Formally Validating a Practical Verification Condition Generator (extended version)

TL;DR

This paper introduces a method to validate the correctness of verification results produced by the Boogie verifier through certificates, addressing the challenge of verifying complex verifier implementations.

Contribution

It presents a novel approach to certify key transformation phases of Boogie, enhancing trustworthiness without fully verifying the verifier's implementation.

Findings

Certificates successfully verify core Boogie transformations.

Implementation in Isabelle formalizes and automates validation.
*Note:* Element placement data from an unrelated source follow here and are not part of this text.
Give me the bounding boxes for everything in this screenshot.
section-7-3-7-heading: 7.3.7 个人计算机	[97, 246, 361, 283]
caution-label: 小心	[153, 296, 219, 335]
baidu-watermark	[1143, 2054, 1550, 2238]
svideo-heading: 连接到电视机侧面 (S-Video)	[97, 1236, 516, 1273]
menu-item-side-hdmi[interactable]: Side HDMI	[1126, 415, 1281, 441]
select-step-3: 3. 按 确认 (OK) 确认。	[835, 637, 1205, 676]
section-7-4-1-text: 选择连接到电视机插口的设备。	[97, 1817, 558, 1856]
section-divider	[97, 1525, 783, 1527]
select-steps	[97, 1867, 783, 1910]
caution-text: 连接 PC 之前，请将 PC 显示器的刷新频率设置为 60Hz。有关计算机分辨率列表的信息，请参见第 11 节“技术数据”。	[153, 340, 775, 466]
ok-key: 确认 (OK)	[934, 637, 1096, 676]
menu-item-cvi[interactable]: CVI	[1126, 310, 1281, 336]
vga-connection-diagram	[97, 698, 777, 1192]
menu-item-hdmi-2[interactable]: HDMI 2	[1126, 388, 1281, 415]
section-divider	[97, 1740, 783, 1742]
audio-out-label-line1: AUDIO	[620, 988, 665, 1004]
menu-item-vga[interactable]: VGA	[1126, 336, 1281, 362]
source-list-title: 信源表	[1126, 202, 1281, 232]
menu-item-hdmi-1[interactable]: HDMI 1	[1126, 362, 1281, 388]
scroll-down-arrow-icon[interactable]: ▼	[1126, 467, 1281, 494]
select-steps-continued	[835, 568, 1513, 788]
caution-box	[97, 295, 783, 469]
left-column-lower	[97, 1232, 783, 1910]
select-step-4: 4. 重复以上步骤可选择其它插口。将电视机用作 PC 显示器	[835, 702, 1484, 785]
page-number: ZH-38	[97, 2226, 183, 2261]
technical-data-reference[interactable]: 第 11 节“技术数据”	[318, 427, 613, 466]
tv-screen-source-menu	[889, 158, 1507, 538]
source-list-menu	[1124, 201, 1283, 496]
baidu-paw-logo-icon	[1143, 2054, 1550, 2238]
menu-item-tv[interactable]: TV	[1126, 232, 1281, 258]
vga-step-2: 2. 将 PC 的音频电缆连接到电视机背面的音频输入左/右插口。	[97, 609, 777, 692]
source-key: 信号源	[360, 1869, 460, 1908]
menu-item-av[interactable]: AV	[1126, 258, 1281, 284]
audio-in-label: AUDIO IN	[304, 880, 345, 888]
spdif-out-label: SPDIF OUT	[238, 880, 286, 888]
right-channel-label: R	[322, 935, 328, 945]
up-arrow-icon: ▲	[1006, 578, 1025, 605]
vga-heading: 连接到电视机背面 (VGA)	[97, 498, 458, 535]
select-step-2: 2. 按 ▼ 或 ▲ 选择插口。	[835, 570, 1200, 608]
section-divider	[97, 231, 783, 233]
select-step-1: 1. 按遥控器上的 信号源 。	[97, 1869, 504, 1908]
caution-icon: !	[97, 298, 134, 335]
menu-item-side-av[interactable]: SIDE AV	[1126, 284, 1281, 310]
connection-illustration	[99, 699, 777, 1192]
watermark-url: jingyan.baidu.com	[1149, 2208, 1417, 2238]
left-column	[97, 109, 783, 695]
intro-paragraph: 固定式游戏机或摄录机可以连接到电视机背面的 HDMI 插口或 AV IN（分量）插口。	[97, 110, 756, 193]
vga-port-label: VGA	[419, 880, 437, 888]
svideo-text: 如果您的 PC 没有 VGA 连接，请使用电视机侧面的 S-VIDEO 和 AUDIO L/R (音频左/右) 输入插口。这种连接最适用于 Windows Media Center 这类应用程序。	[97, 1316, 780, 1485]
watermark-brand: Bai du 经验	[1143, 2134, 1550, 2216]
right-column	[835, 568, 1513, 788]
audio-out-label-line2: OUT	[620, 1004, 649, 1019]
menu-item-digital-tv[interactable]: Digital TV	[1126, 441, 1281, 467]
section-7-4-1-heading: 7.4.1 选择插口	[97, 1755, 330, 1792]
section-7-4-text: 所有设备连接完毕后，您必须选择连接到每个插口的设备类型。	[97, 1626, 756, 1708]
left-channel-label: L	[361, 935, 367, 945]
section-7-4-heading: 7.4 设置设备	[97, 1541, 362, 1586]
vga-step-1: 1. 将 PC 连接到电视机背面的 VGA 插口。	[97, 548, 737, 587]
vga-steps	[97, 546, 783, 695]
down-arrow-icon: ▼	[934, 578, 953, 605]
Addresses trust issues in complex program verifiers.

Abstract

A program verifier produces reliable results only if both the logic used to justify the program's correctness is sound, and the implementation of the program verifier is itself correct. Whereas it is common to formally prove soundness of the logic, the implementation of a verifier typically remains unverified. Bugs in verifier implementations may compromise the trustworthiness of successful verification results. Since program verifiers used in practice are complex, evolving software systems, it is generally not feasible to formally verify their implementation. In this paper, we present an alternative approach: we validate successful runs of the widely-used Boogie verifier by producing a certificate which proves correctness of the obtained verification result. Boogie performs a complex series of program translations before ultimately generating a verification condition whose validity should imply the correctness of the input program. We show how to certify three of Boogie's core transformation phases: the elimination of cyclic control flow paths, the (SSA-like) replacement of assignments by assumptions using fresh variables (passification), and the final generation of verification conditions. Similar translations are employed by other verifiers. Our implementation produces certificates in Isabelle, based on a novel formalisation of the Boogie language.